By engaging with and focusing on the client’s traumatic experience,
through the intersubjective nature of human minds and the resulting activation
of mirror neurons, lawyers, judges, and others in the legal industry
might be unaware of the cumulative implicit unconscious process of vicarious
trauma. In his 2008 book Mirroring People: The New Science of How We
Connect With Others,2 Marco Iacoboni argues that “vicarious” is not a strong
enough word to describe the effect of mirror neurons: mirror neurons operate
at the implicit level and give us an instant visceral sense of another’s
experience. It is more than just merely empathizing because it is not an
effortful, deliberate process of being in someone else’s shoes. Rather, it is an
effortless, automatic and unconscious inner mirroring. We sponge up the
trauma of another’s experience at an implicit, unconscious level. Vicarious
trauma is a descriptive term used interchangeably with other clinical terms
such as burnout, compassion fatigue, secondary trauma, secondary traumatic
stress or insidious trauma. Experiencing vicarious trauma can lead to
long-term alterations in one’s personality because it alters perceptions on
an ongoing basis about how a person thinks about themselves, others and
the world. The result is an erosion of optimism and an increased risk of
depression, anxiety, intense fatigue, suicidal ideation, sleep deprivation,
gastro-intestinal disturbances and an inability to concentrate and cope with
daily routines. Vicarious trauma can result in total disconnection with others
and disengagement with work and personal life, and can cause people
to become totally detached. It is important for all those working in the legal
system to recognize the connection between the symptoms they and their
colleagues may be experiencing and how their daily work may be contributing
to these symptoms.
In the 2002 presentation of his findings from interviewing 56 Canadian
judges, psychologist Dr.
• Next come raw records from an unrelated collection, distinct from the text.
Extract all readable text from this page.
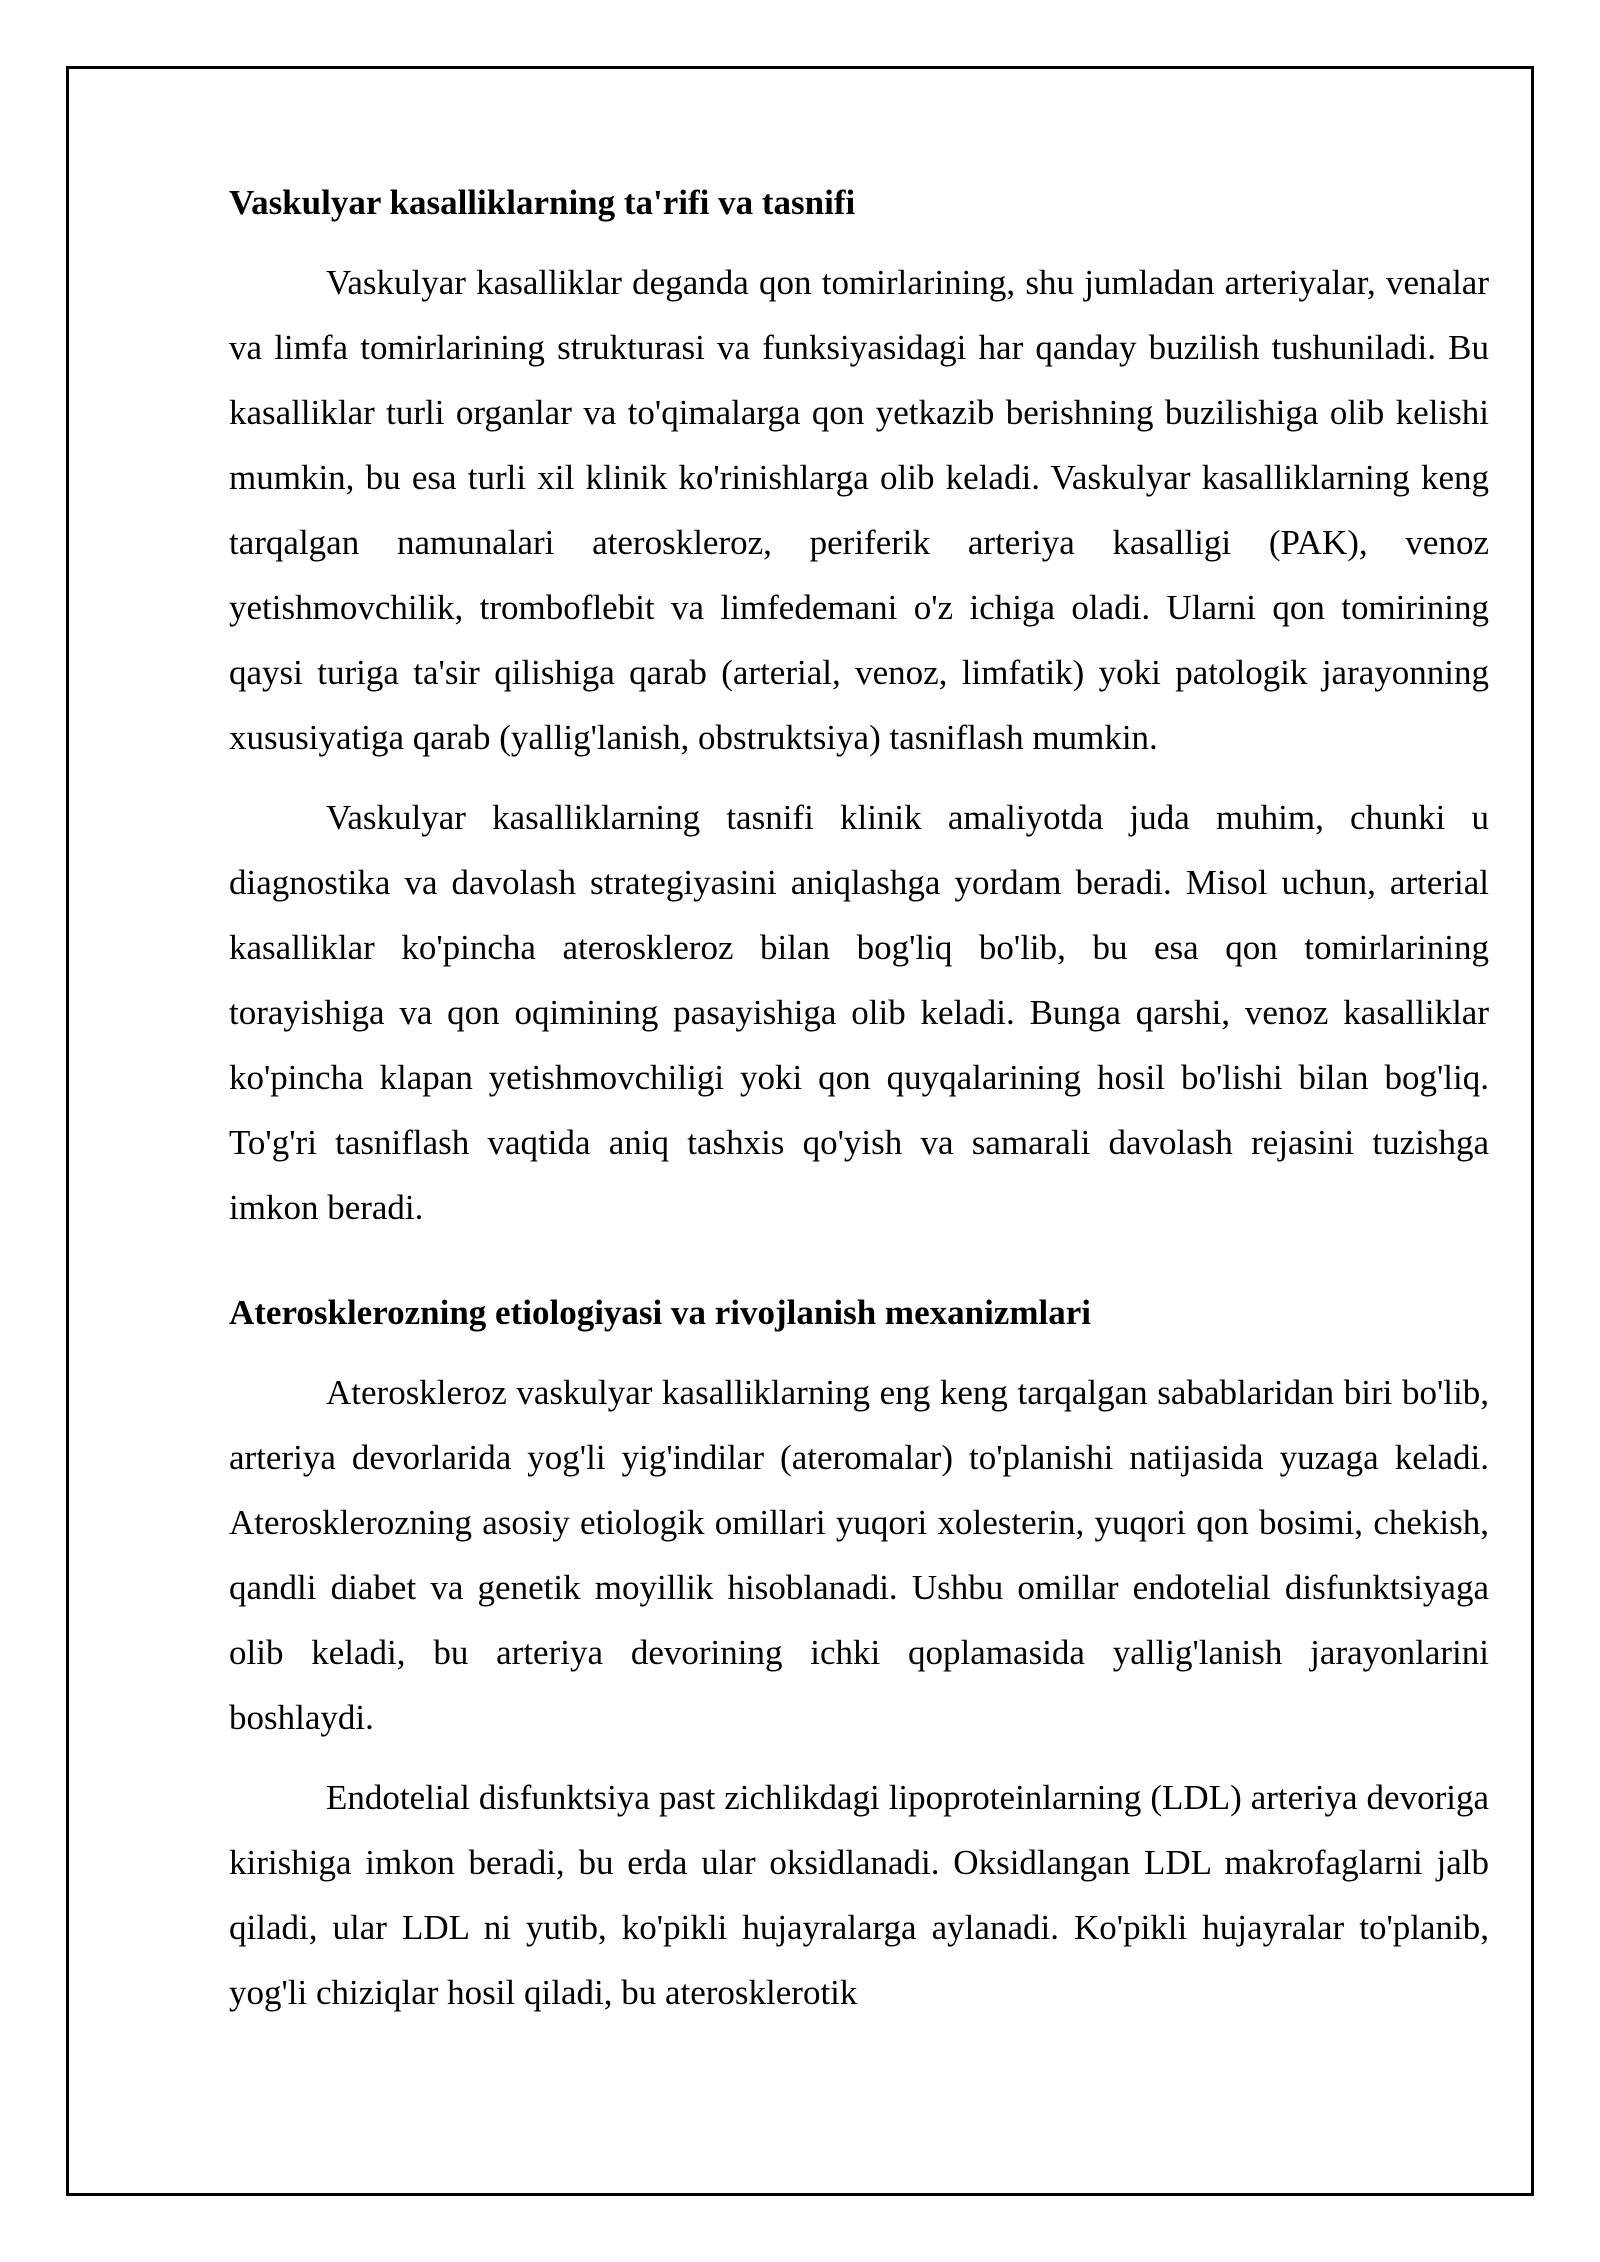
Vaskulyar kasalliklarning ta'rifi va tasnifi

Vaskulyar kasalliklar deganda qon tomirlarining, shu jumladan arteriyalar, venalar va limfa tomirlarining strukturasi va funksiyasidagi har qanday buzilish tushuniladi. Bu kasalliklar turli organlar va to'qimalarga qon yetkazib berishning buzilishiga olib kelishi mumkin, bu esa turli xil klinik ko'rinishlarga olib keladi. Vaskulyar kasalliklarning keng tarqalgan namunalari ateroskleroz, periferik arteriya kasalligi (PAK), venoz yetishmovchilik, tromboflebit va limfedemani o'z ichiga oladi. Ularni qon tomirining qaysi turiga ta'sir qilishiga qarab (arterial, venoz, limfatik) yoki patologik jarayonning xususiyatiga qarab (yallig'lanish, obstruktsiya) tasniflash mumkin.

Vaskulyar kasalliklarning tasnifi klinik amaliyotda juda muhim, chunki u diagnostika va davolash strategiyasini aniqlashga yordam beradi. Misol uchun, arterial kasalliklar ko'pincha ateroskleroz bilan bog'liq bo'lib, bu esa qon tomirlarining torayishiga va qon oqimining pasayishiga olib keladi. Bunga qarshi, venoz kasalliklar ko'pincha klapan yetishmovchiligi yoki qon quyqalarining hosil bo'lishi bilan bog'liq. To'g'ri tasniflash vaqtida aniq tashxis qo'yish va samarali davolash rejasini tuzishga imkon beradi.

Aterosklerozning etiologiyasi va rivojlanish mexanizmlari

Ateroskleroz vaskulyar kasalliklarning eng keng tarqalgan sabablaridan biri bo'lib, arteriya devorlarida yog'li yig'indilar (ateromalar) to'planishi natijasida yuzaga keladi. Aterosklerozning asosiy etiologik omillari yuqori xolesterin, yuqori qon bosimi, chekish, qandli diabet va genetik moyillik hisoblanadi. Ushbu omillar endotelial disfunktsiyaga olib keladi, bu arteriya devorining ichki qoplamasida yallig'lanish jarayonlarini boshlaydi.

Endotelial disfunktsiya past zichlikdagi lipoproteinlarning (LDL) arteriya devoriga kirishiga imkon beradi, bu erda ular oksidlanadi. Oksidlangan LDL makrofaglarni jalb qiladi, ular LDL ni yutib, ko'pikli hujayralarga aylanadi. Ko'pikli hujayralar to'planib, yog'li chiziqlar hosil qiladi, bu aterosklerotik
Isaiah Zimmerman presented the stories of the
“torment” that judges and lawyers experience in dealing with cases of sexual
abuse, child maltreatment and domestic violence. He quoted one of his
subjects who had stated: “The sheer volume of each day’s work makes me
fear I’m just processing people and have lost touch with my better self. Am
I becoming indifferent to horror?”3
In the almost two decades that have gone by since Dr. Zimmerman’s
research, there have been advances in neuroscience and brain research that
have validated our innate resilience and healing capacities, which result
from our ability to remain connected to our better selves, allowing us to
thrive in spite of toxic occupational hazards including vicarious trauma.